La situation n’est pas seulement bloquée, elle est aussi absurde. Car les flics en noir finissent par ne plus savoir s’ils doivent résister dehors aux manifestants ou surveiller, à travers les barreaux, les prisonniers qui en viennent aux mains dans ce cachot ambulant dont, par peur d’être mêlés aux sanglants combats de rue ou d’être les cibles des snipers, ils finiront par ne plus vouloir sortir.
Comme un concentré explosif de la société égyptienne de l’été 2013, au cours duquel l’armée du général Abdel Fattah al-Sissi a destitué le président islamiste Mohamed Morsi, les quelque vingt personnes arrêtées et jetées pêle-mêle dans le fourgon cellulaire appartiennent à toutes les obédiences, toutes les classes sociales, toutes les générations : il y a des Frères musulmans, des religieux purs et durs, des révolutionnaires partisans du coup d’Etat militaire, des attentistes qui refusent de choisir entre les deux camps, des commerçants, des SDF et deux journalistes d’Associated Press, dont un Egypto-Américain, forcément accusé de trahir tout le monde, victime menottée de la xénophobie collective.

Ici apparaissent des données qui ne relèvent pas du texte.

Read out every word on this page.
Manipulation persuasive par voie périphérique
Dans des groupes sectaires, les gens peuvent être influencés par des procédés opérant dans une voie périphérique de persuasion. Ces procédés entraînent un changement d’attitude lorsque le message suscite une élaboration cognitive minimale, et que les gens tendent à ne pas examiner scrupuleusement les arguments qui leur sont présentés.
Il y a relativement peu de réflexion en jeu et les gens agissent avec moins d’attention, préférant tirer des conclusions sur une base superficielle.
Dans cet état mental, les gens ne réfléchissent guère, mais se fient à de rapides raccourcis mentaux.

Plus le temps passe, plus la chaleur et la colère montent. Entassés, assoiffés, affamés, au bord de l’évanouissement, ces ennemis fratricides que le hasard contraint à cohabiter sont décidément irréconciliables. Trois ans plus tard, fanatiques des deux bords continuent, en Egypte, de s’opposer. Le film suffocant et haletant de Mohamed Diab n’est pas anachronique, il est visionnaire.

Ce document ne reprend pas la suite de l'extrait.